Elles ont fêté leurs dix ans cette année. En 2008, elles sont trois : Anna Houtsol, Oksana Chatchko et Sacha Chevtchenko. Aujourd’hui, on estime qu’elles sont environ 300. Le mouvement nait en Ukraine avec l’arrivée de l’économie de marché dans l’Europe de l’Est. Les étrangers fortunés débarquent dans le pays, les poches remplies de dollars, et l’industrie du sexe est alors en plein boom... C’est ce système qu’elles dénoncent mais les Femen luttent aussi contre le patriarcat, la religion, la corruption et l’injustice sociale au sens large. Si elles enchaînent les actions, elles se font surtout connaître du grand public en 2012. Leur but ? Dénoncer le tourisme sexuel lors de l’Euro de football en Pologne et en Ukraine. Quelques années après le lancement des Femen, Inna Shevchenko rejoint le mouvement. Aujourd'hui réfugiée en France, c’est elle qui prend le lead et des rivalités entre les filles émergent. Oksana et Sacha quittent le clan…

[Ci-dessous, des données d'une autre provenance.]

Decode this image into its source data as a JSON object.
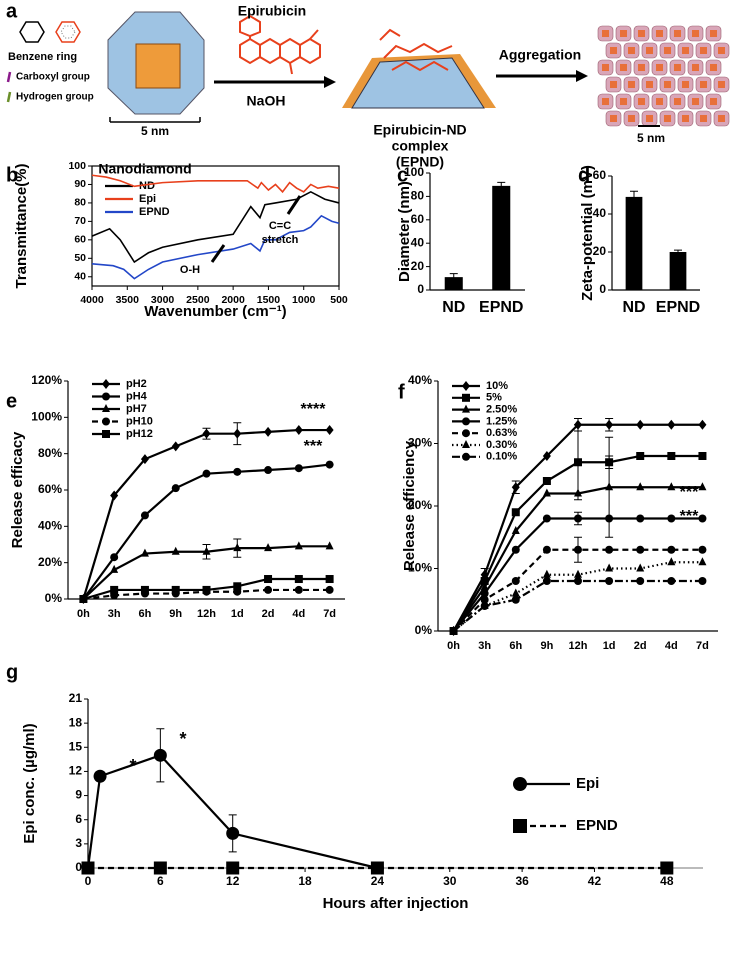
{
  "schematic": {
    "label": "a",
    "legend": [
      "Benzene ring",
      "Carboxyl group",
      "Hydrogen group"
    ],
    "scale_left": "5 nm",
    "nanodiamond": "Nanodiamond",
    "drug": "Epirubicin",
    "reagent": "NaOH",
    "complex": [
      "Epirubicin-ND",
      "complex",
      "(EPND)"
    ],
    "step": "Aggregation",
    "scale_right": "5 nm"
  },
  "chart_data": [
    {
      "label": "b",
      "type": "line",
      "x_label": "Wavenumber (cm⁻¹)",
      "y_label": "Transmittance(%)",
      "xlim": [
        4000,
        500
      ],
      "xticks": [
        4000,
        3500,
        3000,
        2500,
        2000,
        1500,
        1000,
        500
      ],
      "ylim": [
        35,
        100
      ],
      "yticks": [
        40,
        50,
        60,
        70,
        80,
        90,
        100
      ],
      "frame": true,
      "legend": "upper left",
      "series": [
        {
          "name": "ND",
          "color": "#000000",
          "x": [
            4000,
            3750,
            3600,
            3400,
            3200,
            3000,
            2500,
            2000,
            1750,
            1620,
            1550,
            1400,
            1100,
            900,
            700,
            500
          ],
          "values": [
            62,
            66,
            60,
            48,
            53,
            56,
            60,
            63,
            78,
            72,
            79,
            80,
            82,
            86,
            82,
            80
          ]
        },
        {
          "name": "Epi",
          "color": "#e8401c",
          "x": [
            4000,
            3800,
            3600,
            3400,
            3200,
            3000,
            2500,
            2000,
            1800,
            1650,
            1600,
            1500,
            1400,
            1300,
            1200,
            1100,
            1000,
            900,
            800,
            650,
            500
          ],
          "values": [
            95,
            94,
            92,
            89,
            90,
            91,
            92,
            92,
            92,
            88,
            91,
            87,
            90,
            86,
            91,
            88,
            86,
            90,
            88,
            89,
            88
          ]
        },
        {
          "name": "EPND",
          "color": "#2347c8",
          "x": [
            4000,
            3700,
            3550,
            3400,
            3200,
            3000,
            2500,
            2000,
            1750,
            1620,
            1550,
            1400,
            1200,
            1000,
            900,
            750,
            600,
            500
          ],
          "values": [
            47,
            46,
            44,
            39,
            44,
            48,
            52,
            55,
            58,
            54,
            60,
            60,
            64,
            65,
            67,
            73,
            70,
            69
          ]
        }
      ],
      "annotations": [
        "O-H",
        "C=C",
        "stretch"
      ]
    },
    {
      "label": "c",
      "type": "bar",
      "y_label": "Diameter (nm)",
      "categories": [
        "ND",
        "EPND"
      ],
      "values": [
        11,
        89
      ],
      "errors": [
        3,
        3
      ],
      "color": "#000000",
      "ylim": [
        0,
        100
      ],
      "yticks": [
        0,
        20,
        40,
        60,
        80,
        100
      ]
    },
    {
      "label": "d",
      "type": "bar",
      "y_label": "Zeta-potential (mV)",
      "categories": [
        "ND",
        "EPND"
      ],
      "values": [
        49,
        20
      ],
      "errors": [
        3,
        1
      ],
      "color": "#000000",
      "ylim": [
        0,
        60
      ],
      "yticks": [
        0,
        20,
        40,
        60
      ]
    },
    {
      "label": "e",
      "type": "line",
      "y_label": "Release efficacy",
      "categories": [
        "0h",
        "3h",
        "6h",
        "9h",
        "12h",
        "1d",
        "2d",
        "4d",
        "7d"
      ],
      "ylim": [
        0,
        120
      ],
      "yticks": [
        {
          "value": 0,
          "label": "0%"
        },
        {
          "value": 20,
          "label": "20%"
        },
        {
          "value": 40,
          "label": "40%"
        },
        {
          "value": 60,
          "label": "60%"
        },
        {
          "value": 80,
          "label": "80%"
        },
        {
          "value": 100,
          "label": "100%"
        },
        {
          "value": 120,
          "label": "120%"
        }
      ],
      "legend": "upper left",
      "series": [
        {
          "name": "pH2",
          "color": "#000000",
          "marker": "diamond",
          "dash": "solid",
          "values": [
            0,
            57,
            77,
            84,
            91,
            91,
            92,
            93,
            93
          ],
          "errors": [
            null,
            null,
            null,
            null,
            3,
            6,
            null,
            null,
            null
          ]
        },
        {
          "name": "pH4",
          "color": "#000000",
          "marker": "circle",
          "dash": "solid",
          "values": [
            0,
            23,
            46,
            61,
            69,
            70,
            71,
            72,
            74
          ]
        },
        {
          "name": "pH7",
          "color": "#000000",
          "marker": "triangle",
          "dash": "solid",
          "values": [
            0,
            16,
            25,
            26,
            26,
            28,
            28,
            29,
            29
          ],
          "errors": [
            null,
            null,
            null,
            null,
            4,
            5,
            null,
            null,
            null
          ]
        },
        {
          "name": "pH10",
          "color": "#000000",
          "marker": "circle",
          "dash": "dashed",
          "values": [
            0,
            2,
            3,
            3,
            4,
            4,
            5,
            5,
            5
          ]
        },
        {
          "name": "pH12",
          "color": "#000000",
          "marker": "square",
          "dash": "solid",
          "values": [
            0,
            5,
            5,
            5,
            5,
            7,
            11,
            11,
            11
          ]
        }
      ],
      "annotations": [
        "****",
        "***"
      ]
    },
    {
      "label": "f",
      "type": "line",
      "y_label": "Release efficiency",
      "categories": [
        "0h",
        "3h",
        "6h",
        "9h",
        "12h",
        "1d",
        "2d",
        "4d",
        "7d"
      ],
      "ylim": [
        0,
        40
      ],
      "yticks": [
        {
          "value": 0,
          "label": "0%"
        },
        {
          "value": 10,
          "label": "10%"
        },
        {
          "value": 20,
          "label": "20%"
        },
        {
          "value": 30,
          "label": "30%"
        },
        {
          "value": 40,
          "label": "40%"
        }
      ],
      "legend": "upper left",
      "series": [
        {
          "name": "10%",
          "color": "#000000",
          "marker": "diamond",
          "dash": "solid",
          "values": [
            0,
            9,
            23,
            28,
            33,
            33,
            33,
            33,
            33
          ],
          "errors": [
            null,
            1,
            1,
            null,
            1,
            1,
            null,
            null,
            null
          ]
        },
        {
          "name": "5%",
          "color": "#000000",
          "marker": "square",
          "dash": "solid",
          "values": [
            0,
            8,
            19,
            24,
            27,
            27,
            28,
            28,
            28
          ],
          "errors": [
            null,
            null,
            null,
            null,
            6,
            1,
            null,
            null,
            null
          ]
        },
        {
          "name": "2.50%",
          "color": "#000000",
          "marker": "triangle",
          "dash": "solid",
          "values": [
            0,
            7,
            16,
            22,
            22,
            23,
            23,
            23,
            23
          ],
          "errors": [
            null,
            null,
            null,
            null,
            null,
            8,
            null,
            null,
            null
          ]
        },
        {
          "name": "1.25%",
          "color": "#000000",
          "marker": "circle",
          "dash": "solid",
          "values": [
            0,
            6,
            13,
            18,
            18,
            18,
            18,
            18,
            18
          ],
          "errors": [
            null,
            null,
            null,
            null,
            1,
            null,
            null,
            null,
            null
          ]
        },
        {
          "name": "0.63%",
          "color": "#000000",
          "marker": "circle",
          "dash": "dashed",
          "values": [
            0,
            5,
            8,
            13,
            13,
            13,
            13,
            13,
            13
          ],
          "errors": [
            null,
            null,
            null,
            null,
            2,
            null,
            null,
            null,
            null
          ]
        },
        {
          "name": "0.30%",
          "color": "#000000",
          "marker": "triangle",
          "dash": "dotted",
          "values": [
            0,
            4,
            6,
            9,
            9,
            10,
            10,
            11,
            11
          ]
        },
        {
          "name": "0.10%",
          "color": "#000000",
          "marker": "circle",
          "dash": "dashdot",
          "values": [
            0,
            4,
            5,
            8,
            8,
            8,
            8,
            8,
            8
          ]
        }
      ],
      "annotations": [
        "***",
        "***"
      ]
    },
    {
      "label": "g",
      "type": "line",
      "x_label": "Hours after injection",
      "y_label": "Epi conc. (µg/ml)",
      "xlim": [
        0,
        51
      ],
      "xticks": [
        0,
        6,
        12,
        18,
        24,
        30,
        36,
        42,
        48
      ],
      "ylim": [
        0,
        21
      ],
      "yticks": [
        0,
        3,
        6,
        9,
        12,
        15,
        18,
        21
      ],
      "legend": "center right",
      "series": [
        {
          "name": "Epi",
          "color": "#000000",
          "marker": "circle",
          "dash": "solid",
          "x": [
            0,
            1,
            6,
            12,
            24
          ],
          "values": [
            0,
            11.4,
            14,
            4.3,
            0
          ],
          "errors": [
            null,
            0.5,
            3.3,
            2.3,
            null
          ]
        },
        {
          "name": "EPND",
          "color": "#000000",
          "marker": "square",
          "dash": "dashed",
          "x": [
            0,
            6,
            12,
            24,
            48
          ],
          "values": [
            0,
            0,
            0,
            0,
            0
          ]
        }
      ],
      "annotations": [
        "*",
        "*"
      ]
    }
  ]
}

Pourquoi montrer ses boobs ?
Protester seins nus, c’est un peu la marque de fabrique des Femen. Et pourtant, les filles militaient bien plus couvertes à leurs débuts. C’est en 2010 que l’idée apparaît et Inna Shevchenko était, au départ, résolument contre. Militer topless, c’est évidemment pratique pour attirer l’attention des médias mais il n’y a pas que ça. Pour les Femen, se mettre nue est un message en soi, bien plus efficace qu’un discours contre le patriarcat. Une façon de montrer que les seins ne sont pas que des objets sexuels, mais aussi des armes politiques, et de se réapproprier leur corps. Elles en font ce qu’elles veulent, et ce ne sont pas aux hommes de leur demander de le couvrir. Leur mode opératoire, surgir dans la foule et imposer leur nudité, est d’ailleurs souvent considéré comme masculin.
Leurs actions ?
Elles sont nombreuses, et souvent spectaculaires. Celles qui ont le plus marqué les esprits ? Une mise en scène d’avortement dans une église parisienne, une apparition dans la cathédrale Notre-Dame pour fêter le départ du pape Benoît XVI (où elles ont sonné les cloches seins nus devant des touristes médusés) ou encore la destruction d’une croix catholique érigée à Kiev. Les Femen ont aussi l’habitude de se mobiliser contre des personnalités : Marine Le Pen, Dominique Strauss-Kahn, Bill Cosby, Berlusconi… Les filles prennent des risques : en 2011, alors qu’elles manifestent à Minsk devant le siège du KGB, elles sont kidnappées et torturées avant d’être relâchées dans une forêt. Un centre d’entraînement physique a d’ailleurs été créé à Paris. Les Femen se préparent à courser la police, sauter d’un immeuble…
Les critiques ?
Ce qu’on reproche aux Femen, c’est souvent de privilégier la forme plutôt que le fond. D’oublier le message derrière le show et de ne pas proposer de solutions aux problèmes qu’elles dénoncent. Qu’on soit d’accord avec leurs idées et leur façon d’opérer, ou non, elles ont au moins le mérite d’attirer l’attention du grand public sur des sujets essentiels. « Avec elles, les questions féministes sont revenues dans l'espace public » explique Bibia Pavard, historienne spécialisée en histoire des femmes, à Franceinfo. "Elles ont remis les femmes dans la rue à l'époque où le féminisme est plutôt un débat intellectuel et elles ont participé à un renouveau de l'activisme féminin ».